There were some moments of bad luck and others of hesitancy but he battled through a number of wobbles to card a four-over 74, which dropped him back to one under but kept him in contention.
"I think if you asked me that two days ago I would have taken it, but at this moment it doesn't feel so good," said the Welwyn Garden City golfer, who won a qualifier at Rye to book a place at his first major.
"Four over is not a great score but hopefully I can have two good scores at the weekend.
"I had to limit the damage and I felt there was loads of it out there.
"Every hole felt like there was something because the way I was hitting it wasn't great."
Lewis saw his 61-year-old playing partner Tom Watson, a five-time Open winner, outscore him by four.
But playing alongside the veteran for a second day had its benefits as he was able to glean even more information from the American about playing majors on links courses.
"When I was making mistakes and limiting double bogeys to bogeys and holing par putts he was really nice," added Lewis.
"He gave me some advice around the course, it was really good of him to share them as not many people can get that time with him."
Lewis did not have much time to take in the enormity of his round yesterday but if he was under any illusion as to how big a name he made for himself it became clear on the short walk from the practice green to the first tee when his every stride was followed by a television camera inches from his face.
Having eased any nerves with a pair of solid two-putt pars from distance he missed a perfect chance to get his round going at the short third.

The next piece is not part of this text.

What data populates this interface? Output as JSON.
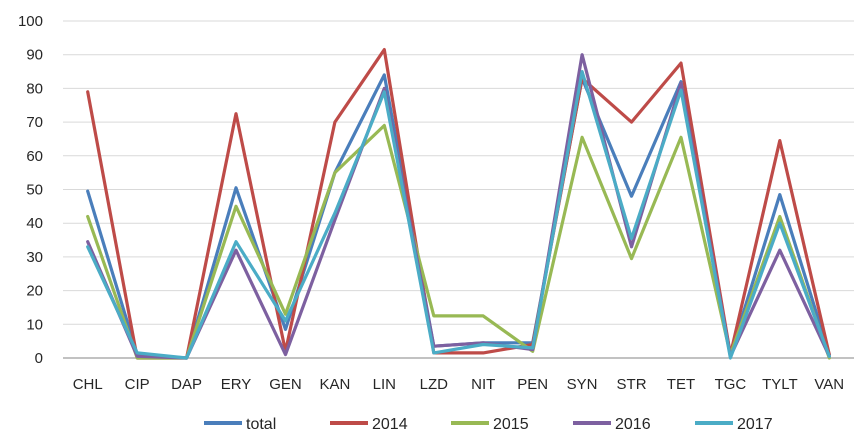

Having demonstrated his experience of links golf by using the ridge in the middle of the green to roll his ball back to within six feet, he left a nervy downhill putt short.
His patience was tested further at the next when, after an unfortunate bounce, his escape from a fairway bunker caught the lip and carried just five yards.
With a TV crew zooming in on his misfortune he recovered his composure to drill an iron onto the green but faced with a monster putt he could not prevent the dropped shot.
Playing partner Watson showed how it should be done, hitting driver, three wood and securing his par with a chip and a putt.
He left another cautious 20-foot putt in the jaws of the hole at the next and, having watched Watson ace the 161-yard sixth, pulled his iron into the left rough from where he failed to get up and down.
The downwind par-five next presented the perfect opportunity to claim a shot back but his 18-foot eagle putt skirted the edge of the hole and he missed the one coming back.
Lewis was scrambling around the turn, holing par putts from 30 feet and 15ft at 10 and 11 but his resilience was broken at the 381-yard 12th when he missed the green with his approach and paid the penalty.
He birdied the next but dropped shots at the 17th and 18th, fortuitously hitting a fence post at the back of the final green which prevented his ball going out of bounds and creating more damage, although his chip off a stony path was always going to be difficult.
Watson's words of wisdom for Lewis was really advice for the future.
"Don't get too complicated in your life. You can get it very complicated by adding a lot of people and a lot of things in your mind," said the veteran.
"Keeping it pretty simple is keeping the mind free of clutter. You don't need the clutter."